Panelist Y, a theologian and ethicist, will situate Being Beheld within the broader contest of moral formation with our technological milieu. In [book title] work, panelist Y attends to technology not simply as an instrument but as an ontology—an atmosphere in which all things, including persons, relations, and ethics itself, are rendered subject to technocratic logics of control, efficiency, and procedural mastery. Clinical ethics frameworks, in this light, risk becoming technologies of moral management rather than practices of discernment, while reducing the complexities of moral life to solvable problems rather than occasions for communal attention and care. Such frameworks disclose what William Stringfellow identifies as the principalities and powers at work in contemporary medicine, constraining our moral imagination and the very conditions under which ethical reasoning occurs. Against this background, Being Beheld’s liturgical bioethics appears not as a quaint ecclesial option but as a dissenting practice akin to what Stringfellow envisioned: a refusal to conform to the powers by cultivating a mode of life receptive to interruption, capable of confession, and open to reconciliation. The liturgical stance the author describes thus becomes a counter-liturgy within the technocratic order, an embodied protest that reorients both moral agency and clinical ethics toward worship rather than mastery, toward being beheld rather than controlling what is seen.​

Finally, Panelist Z, a clinical ethicist and theologian, will explore how the approach to ethical consultation in Being Beheld can be applied in the secular hospital setting. They establish how a liturgical ethics framework improves consultation work in the secular space and offers a protective layer to moral distress that uniquely applies to spaces where deep values discussions might be scarce.
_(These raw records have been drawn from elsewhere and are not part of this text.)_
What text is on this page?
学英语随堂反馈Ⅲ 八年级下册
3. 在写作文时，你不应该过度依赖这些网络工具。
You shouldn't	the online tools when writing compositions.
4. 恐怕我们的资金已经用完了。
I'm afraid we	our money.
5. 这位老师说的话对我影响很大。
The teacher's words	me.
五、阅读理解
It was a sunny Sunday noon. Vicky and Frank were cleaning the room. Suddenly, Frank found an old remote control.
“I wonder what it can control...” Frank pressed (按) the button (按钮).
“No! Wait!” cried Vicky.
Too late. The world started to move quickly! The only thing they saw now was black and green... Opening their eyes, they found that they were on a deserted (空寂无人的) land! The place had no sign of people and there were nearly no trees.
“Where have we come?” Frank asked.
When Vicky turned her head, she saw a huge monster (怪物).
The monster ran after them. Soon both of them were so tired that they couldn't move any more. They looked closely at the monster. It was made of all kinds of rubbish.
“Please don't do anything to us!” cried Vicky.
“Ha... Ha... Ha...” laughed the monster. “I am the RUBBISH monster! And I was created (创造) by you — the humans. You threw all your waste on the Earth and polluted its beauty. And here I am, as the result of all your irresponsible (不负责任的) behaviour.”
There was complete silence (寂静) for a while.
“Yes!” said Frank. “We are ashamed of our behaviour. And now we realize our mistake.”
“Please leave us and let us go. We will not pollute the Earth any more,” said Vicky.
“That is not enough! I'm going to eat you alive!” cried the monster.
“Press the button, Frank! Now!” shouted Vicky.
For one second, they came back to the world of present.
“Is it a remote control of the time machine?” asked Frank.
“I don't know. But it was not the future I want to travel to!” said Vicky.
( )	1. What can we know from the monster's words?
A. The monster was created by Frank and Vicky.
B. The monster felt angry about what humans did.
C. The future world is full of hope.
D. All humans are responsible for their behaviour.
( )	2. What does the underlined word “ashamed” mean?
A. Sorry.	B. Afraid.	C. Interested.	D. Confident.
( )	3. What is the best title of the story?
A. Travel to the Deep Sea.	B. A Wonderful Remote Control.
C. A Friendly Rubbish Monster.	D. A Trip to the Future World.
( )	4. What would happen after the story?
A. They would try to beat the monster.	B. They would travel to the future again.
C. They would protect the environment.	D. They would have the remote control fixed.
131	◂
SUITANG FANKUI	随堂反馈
This panelist then situates Being Beheld’s framework within the larger Christian tradition of sacred/secular space and draws on historical approaches from the 18th century to explore how Christians ought to engage in secular environments while promoting theological virtues. In particular, this panelist will highlight the book’s emphasis on reciprocity and humility and explore how these virtues are mirrored in the historical Christian tradition. Drawing on Jane Austen’s novels to reveal the importance of humility and reciprocity for Christians in secular spaces, it becomes clear that a liturgical approach to ethics consultation is both novel in its application and deeply grounded in the historical Christian tradition.